L’incontro sul suolo americano sferra il colpo di grazia alla Corte Penale Internazionale (CPI), che il 17 marzo 2023 ha spiccato due mandati di arresto nei confronti del presidente della Federazione Russa Vladimir Putin e di Maria Alekseevna L’vova-Belova, commissaria presidenziale per i diritti dei bambini in Russia; rafforza la leadership, interna e internazionale del capo del Cremlino e aiuta la Russia ad uscire dal suo isolamento.
In cambio di un accordo di cessate il fuoco, che dovrebbe portare all’interruzione dei bombardamenti contro i civili, che comunque la Russia violerebbe piuttosto prima che dopo, otterrebbe in modo significativo, e concordato con gli Stati Uniti, il riconoscimento formale di nuove annessioni territoriali, la rinuncia dell’Ucraina all’adesione NATO e l’allentamento o la revoca delle sanzioni occidentali.
Da parte sua, il presidente Trump sta inseguendo un accordo di pace rapido e di alto profilo, per mantenere le sue promesse elettorali e ottenere una sua prima vittoria politica in patria.
Eppure tale diplomazia personale, in assenza di un ampio sostegno internazionale, rischia concessioni unilaterali a Mosca da parte di Washington, per le quali non possiede alcuna prerogativa politica, nessun mandato internazionale o da parte delle istituzioni ucraine, che aumenterebbero le dimensioni della profonda frattura strategica creatasi tra gli Stati Uniti dell’Amministrazione Trump e l’Europa, gli alleati NATO ed il resto del mondo democratico.

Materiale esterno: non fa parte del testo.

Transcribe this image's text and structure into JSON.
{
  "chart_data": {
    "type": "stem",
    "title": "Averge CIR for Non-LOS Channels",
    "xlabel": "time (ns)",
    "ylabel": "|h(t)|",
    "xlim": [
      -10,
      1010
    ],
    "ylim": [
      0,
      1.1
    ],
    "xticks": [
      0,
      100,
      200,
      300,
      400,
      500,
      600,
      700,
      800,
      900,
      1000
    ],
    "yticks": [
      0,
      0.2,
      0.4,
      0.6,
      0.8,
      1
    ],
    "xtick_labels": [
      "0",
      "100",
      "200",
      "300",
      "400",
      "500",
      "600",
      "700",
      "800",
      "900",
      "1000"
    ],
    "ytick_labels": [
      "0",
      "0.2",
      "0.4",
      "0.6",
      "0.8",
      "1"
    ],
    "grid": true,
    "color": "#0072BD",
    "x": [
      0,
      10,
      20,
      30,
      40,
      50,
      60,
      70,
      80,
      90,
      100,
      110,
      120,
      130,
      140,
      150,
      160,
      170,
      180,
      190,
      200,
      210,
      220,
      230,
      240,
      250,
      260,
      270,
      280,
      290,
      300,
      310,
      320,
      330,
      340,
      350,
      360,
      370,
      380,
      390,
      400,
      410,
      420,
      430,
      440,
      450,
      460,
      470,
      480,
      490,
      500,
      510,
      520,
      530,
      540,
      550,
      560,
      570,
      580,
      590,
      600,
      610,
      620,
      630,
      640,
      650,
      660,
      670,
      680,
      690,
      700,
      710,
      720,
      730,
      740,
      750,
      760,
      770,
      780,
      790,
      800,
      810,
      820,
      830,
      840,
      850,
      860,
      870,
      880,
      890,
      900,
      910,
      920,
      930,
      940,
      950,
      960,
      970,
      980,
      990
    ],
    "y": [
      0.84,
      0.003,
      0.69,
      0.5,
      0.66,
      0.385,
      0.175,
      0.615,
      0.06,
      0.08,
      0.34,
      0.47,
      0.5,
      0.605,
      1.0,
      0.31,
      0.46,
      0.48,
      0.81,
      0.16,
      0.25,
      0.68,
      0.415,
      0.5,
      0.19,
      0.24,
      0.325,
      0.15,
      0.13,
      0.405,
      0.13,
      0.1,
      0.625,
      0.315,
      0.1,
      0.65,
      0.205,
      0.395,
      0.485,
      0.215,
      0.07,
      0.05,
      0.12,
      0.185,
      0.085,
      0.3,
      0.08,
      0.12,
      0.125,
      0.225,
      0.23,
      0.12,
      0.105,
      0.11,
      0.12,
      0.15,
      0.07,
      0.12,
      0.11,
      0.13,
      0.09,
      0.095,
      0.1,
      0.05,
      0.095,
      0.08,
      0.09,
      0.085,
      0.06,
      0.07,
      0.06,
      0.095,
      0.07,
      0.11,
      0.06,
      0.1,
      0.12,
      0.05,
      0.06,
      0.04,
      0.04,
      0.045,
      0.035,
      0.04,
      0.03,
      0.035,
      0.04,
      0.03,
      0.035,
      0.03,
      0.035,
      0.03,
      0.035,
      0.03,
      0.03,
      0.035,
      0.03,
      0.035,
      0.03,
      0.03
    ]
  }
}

Quando la storia guarderà indietro al vertice dell’Alaska, vedrà l’Ucraina e l’Europa non come attori direttamente coinvolti nella crisi determinata dall’”asse del male” delle autocrazie, ma come spettatori abbandonati al proprio destino dal loro principale alleato degli ultimi 80 anni, che ha improvvisamente cambiato fronte.
I membri del Patto Atlantico, che continuano a sostenere l’Ucraina, vengono lasciati chiusi fuori dalla stanza a leccarsi le ferite della guerra commerciale scatenatagli contro dall’azionista di maggioranza con i suoi mutevoli dazi, sotto la minaccia di chiudere il suo ombrello di difesa, divenuto sempre più evanescente.

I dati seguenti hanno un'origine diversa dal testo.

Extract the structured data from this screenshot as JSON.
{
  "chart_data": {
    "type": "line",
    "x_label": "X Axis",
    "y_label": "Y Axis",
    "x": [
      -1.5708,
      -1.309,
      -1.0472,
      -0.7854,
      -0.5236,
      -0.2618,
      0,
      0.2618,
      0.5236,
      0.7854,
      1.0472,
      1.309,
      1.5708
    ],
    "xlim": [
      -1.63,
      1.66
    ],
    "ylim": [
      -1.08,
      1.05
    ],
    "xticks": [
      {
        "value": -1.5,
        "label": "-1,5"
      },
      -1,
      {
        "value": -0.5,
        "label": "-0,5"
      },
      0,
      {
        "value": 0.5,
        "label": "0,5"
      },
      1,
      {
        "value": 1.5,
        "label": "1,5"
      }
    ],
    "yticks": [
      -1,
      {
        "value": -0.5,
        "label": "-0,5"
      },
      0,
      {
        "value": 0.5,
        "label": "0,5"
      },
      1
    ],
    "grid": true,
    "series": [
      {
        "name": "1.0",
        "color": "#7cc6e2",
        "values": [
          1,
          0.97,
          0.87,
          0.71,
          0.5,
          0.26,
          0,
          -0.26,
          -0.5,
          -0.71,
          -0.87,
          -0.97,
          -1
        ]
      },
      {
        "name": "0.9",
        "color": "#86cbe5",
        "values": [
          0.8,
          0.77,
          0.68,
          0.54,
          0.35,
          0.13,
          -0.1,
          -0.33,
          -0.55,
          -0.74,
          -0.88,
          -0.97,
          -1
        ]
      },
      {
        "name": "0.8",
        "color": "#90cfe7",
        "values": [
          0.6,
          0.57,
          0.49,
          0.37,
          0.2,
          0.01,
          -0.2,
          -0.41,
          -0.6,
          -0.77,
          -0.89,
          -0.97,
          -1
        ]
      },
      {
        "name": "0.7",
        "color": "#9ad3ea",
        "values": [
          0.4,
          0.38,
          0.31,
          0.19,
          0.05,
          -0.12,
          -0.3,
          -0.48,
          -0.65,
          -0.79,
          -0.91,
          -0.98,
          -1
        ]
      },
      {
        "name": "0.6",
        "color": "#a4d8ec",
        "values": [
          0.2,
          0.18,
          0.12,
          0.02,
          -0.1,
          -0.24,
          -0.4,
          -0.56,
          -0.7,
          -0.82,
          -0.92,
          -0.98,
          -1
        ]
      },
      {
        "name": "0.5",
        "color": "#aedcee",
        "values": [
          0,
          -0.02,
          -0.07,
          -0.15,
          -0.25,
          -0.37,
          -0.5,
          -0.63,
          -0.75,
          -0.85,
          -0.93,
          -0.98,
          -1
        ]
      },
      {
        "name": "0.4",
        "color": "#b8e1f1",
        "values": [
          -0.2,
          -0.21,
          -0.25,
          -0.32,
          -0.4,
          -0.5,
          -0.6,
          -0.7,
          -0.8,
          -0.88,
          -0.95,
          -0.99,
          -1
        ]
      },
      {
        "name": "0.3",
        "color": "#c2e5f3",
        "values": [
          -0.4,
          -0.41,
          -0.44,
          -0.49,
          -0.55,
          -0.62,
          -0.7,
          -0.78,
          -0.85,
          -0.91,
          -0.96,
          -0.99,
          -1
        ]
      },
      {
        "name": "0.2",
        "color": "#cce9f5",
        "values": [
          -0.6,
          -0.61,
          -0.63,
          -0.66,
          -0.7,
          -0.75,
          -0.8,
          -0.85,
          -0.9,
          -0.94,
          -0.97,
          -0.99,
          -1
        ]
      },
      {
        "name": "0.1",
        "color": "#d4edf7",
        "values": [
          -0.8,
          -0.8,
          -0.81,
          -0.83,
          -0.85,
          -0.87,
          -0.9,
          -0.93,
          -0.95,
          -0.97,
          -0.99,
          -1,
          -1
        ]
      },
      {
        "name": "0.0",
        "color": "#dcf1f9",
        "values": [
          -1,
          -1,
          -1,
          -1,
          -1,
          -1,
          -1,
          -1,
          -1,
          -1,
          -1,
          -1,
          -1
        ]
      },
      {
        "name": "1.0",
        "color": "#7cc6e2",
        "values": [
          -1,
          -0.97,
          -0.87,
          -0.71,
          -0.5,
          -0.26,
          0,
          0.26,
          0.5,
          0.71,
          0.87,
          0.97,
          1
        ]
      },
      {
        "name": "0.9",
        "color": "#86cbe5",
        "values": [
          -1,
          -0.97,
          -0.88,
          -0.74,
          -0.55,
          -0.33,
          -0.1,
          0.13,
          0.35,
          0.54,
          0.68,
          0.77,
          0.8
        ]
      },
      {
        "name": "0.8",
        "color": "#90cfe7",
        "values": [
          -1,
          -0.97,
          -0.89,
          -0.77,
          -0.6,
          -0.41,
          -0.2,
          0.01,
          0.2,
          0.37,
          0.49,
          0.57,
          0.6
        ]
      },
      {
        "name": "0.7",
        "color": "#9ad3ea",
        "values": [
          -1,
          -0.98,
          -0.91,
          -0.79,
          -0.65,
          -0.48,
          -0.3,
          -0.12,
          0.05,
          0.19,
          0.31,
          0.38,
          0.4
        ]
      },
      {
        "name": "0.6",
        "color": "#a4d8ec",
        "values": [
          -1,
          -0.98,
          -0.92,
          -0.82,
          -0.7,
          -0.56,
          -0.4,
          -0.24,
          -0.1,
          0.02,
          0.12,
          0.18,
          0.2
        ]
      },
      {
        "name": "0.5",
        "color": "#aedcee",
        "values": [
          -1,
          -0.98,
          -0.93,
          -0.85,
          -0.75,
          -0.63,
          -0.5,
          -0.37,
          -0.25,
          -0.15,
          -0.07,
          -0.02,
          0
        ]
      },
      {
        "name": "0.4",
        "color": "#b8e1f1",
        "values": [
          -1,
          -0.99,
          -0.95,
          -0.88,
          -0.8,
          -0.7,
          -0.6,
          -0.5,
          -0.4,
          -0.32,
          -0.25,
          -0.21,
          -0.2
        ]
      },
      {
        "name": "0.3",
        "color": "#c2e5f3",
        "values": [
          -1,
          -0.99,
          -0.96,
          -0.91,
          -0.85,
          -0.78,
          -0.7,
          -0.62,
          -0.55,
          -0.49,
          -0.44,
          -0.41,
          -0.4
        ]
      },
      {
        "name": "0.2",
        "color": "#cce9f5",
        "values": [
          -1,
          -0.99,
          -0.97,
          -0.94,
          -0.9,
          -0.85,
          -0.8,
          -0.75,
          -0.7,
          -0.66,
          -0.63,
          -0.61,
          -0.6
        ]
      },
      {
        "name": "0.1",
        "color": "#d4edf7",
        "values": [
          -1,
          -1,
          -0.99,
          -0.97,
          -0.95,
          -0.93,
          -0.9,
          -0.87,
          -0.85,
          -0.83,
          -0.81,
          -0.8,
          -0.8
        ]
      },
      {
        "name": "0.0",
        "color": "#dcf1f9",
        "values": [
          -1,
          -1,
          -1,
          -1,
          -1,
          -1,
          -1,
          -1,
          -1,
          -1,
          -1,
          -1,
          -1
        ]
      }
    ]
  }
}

La scomoda verità è che il futuro dell’Ucraina, e forse dell’Europa stessa, potrebbe essere deciso da due controverse ma per certi versi simili personalità cui sono state affidate, più o meno consapevolmente e volontariamente, le sorti del mondo. Due uomini che si incontrano a migliaia di chilometri di distanza dalle capitali dei 50 Stati che costituiscono il Continente europeo, per ridisegnare un nuovo mondo caratterizzato dall’incertezza, dall’insicurezza e dall’uso della forza militare.
Se gli echi della Conferenza di Yalta del 1945 sembrano sgradevolmente vicini, è perché la storia ha l’abitudine di ripetersi, anche se con modalità diverse.

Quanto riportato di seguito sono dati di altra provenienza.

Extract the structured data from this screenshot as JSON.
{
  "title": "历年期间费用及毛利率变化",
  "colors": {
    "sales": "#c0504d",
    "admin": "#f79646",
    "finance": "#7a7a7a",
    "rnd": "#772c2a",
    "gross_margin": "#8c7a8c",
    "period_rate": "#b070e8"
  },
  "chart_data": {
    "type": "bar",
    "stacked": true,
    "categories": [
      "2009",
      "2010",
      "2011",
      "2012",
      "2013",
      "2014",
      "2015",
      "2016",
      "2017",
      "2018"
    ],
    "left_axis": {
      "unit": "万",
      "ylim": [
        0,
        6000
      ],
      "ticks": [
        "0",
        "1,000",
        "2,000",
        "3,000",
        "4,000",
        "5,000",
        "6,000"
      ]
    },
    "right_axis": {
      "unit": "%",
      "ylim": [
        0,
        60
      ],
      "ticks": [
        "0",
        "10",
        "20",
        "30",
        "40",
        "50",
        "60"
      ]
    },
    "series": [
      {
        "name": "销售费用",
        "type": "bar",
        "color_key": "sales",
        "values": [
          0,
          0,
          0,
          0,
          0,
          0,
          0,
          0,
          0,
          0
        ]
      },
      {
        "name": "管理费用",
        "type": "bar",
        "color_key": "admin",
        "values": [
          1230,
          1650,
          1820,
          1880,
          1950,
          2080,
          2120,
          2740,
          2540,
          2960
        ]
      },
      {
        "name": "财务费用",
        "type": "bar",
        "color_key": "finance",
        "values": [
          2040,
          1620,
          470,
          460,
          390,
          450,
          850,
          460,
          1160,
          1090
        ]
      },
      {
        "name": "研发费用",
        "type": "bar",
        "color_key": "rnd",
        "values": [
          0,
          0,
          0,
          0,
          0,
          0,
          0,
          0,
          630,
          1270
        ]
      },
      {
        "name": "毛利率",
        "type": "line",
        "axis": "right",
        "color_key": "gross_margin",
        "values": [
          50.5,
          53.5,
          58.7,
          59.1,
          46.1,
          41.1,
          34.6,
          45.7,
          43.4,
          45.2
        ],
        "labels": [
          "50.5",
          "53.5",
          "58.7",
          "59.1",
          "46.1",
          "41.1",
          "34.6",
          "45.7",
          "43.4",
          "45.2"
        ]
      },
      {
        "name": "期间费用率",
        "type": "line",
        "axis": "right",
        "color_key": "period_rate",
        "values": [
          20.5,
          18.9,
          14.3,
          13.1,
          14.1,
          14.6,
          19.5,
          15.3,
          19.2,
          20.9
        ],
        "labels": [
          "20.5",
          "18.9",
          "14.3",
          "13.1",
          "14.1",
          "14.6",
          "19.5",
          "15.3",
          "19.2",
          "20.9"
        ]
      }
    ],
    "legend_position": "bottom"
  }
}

Ma la Conferenza di Yalta, svoltasi dal 4 all’11 febbraio 1945 in Crimea, fu un incontro cruciale tra i leader delle principali potenze alleate: Franklin D. Roosevelt (Stati Uniti), Winston Churchill (Regno Unito) e Iosif Stalin (Unione Sovietica). L’obiettivo principale fu definire le strategie per sconfiggere i nemici del “Patto d’Acciaio” che scatenarono la Seconda Guerra Mondiale, e stabilire linee guida condivise per gli assetti politici internazionali sul dopoguerra
L’ideatore di quel vertice, che nei documenti segreti veniva identificato con il nome in codice “Argonaut” (Argonauta), fu il presidente statunitense, Franklin Delano Roosevelt, che aveva come faro la visione di un mondo democratico (nonostante le resistenze dell’Unione Sovietica). Roosevelt fu l’ispiratore del progetto di sostituire la litigiosa Società delle Nazioni con una nuova organizzazione internazionale per la sicurezza collettiva, ma morì prima della sua effettiva costituzione. l’Organizzazione delle Nazioni Unite (ONU), il cui Statuto venne sottoscritto il 26 giugno ed entrato in vigore 24 ottobre 1945, nacque dalle sue idee e dai valori democratici che esprimevano gli Stati Uniti e manifestate in quel vertice, che furono portate avanti dai suoi ex collaboratori.
Oggi quei valori, quelle istituzioni internazionali, vengono calpestati e messi a tacere da entrambi i successori dei leader di Yalta che si riuniscono al vertice in Alaska.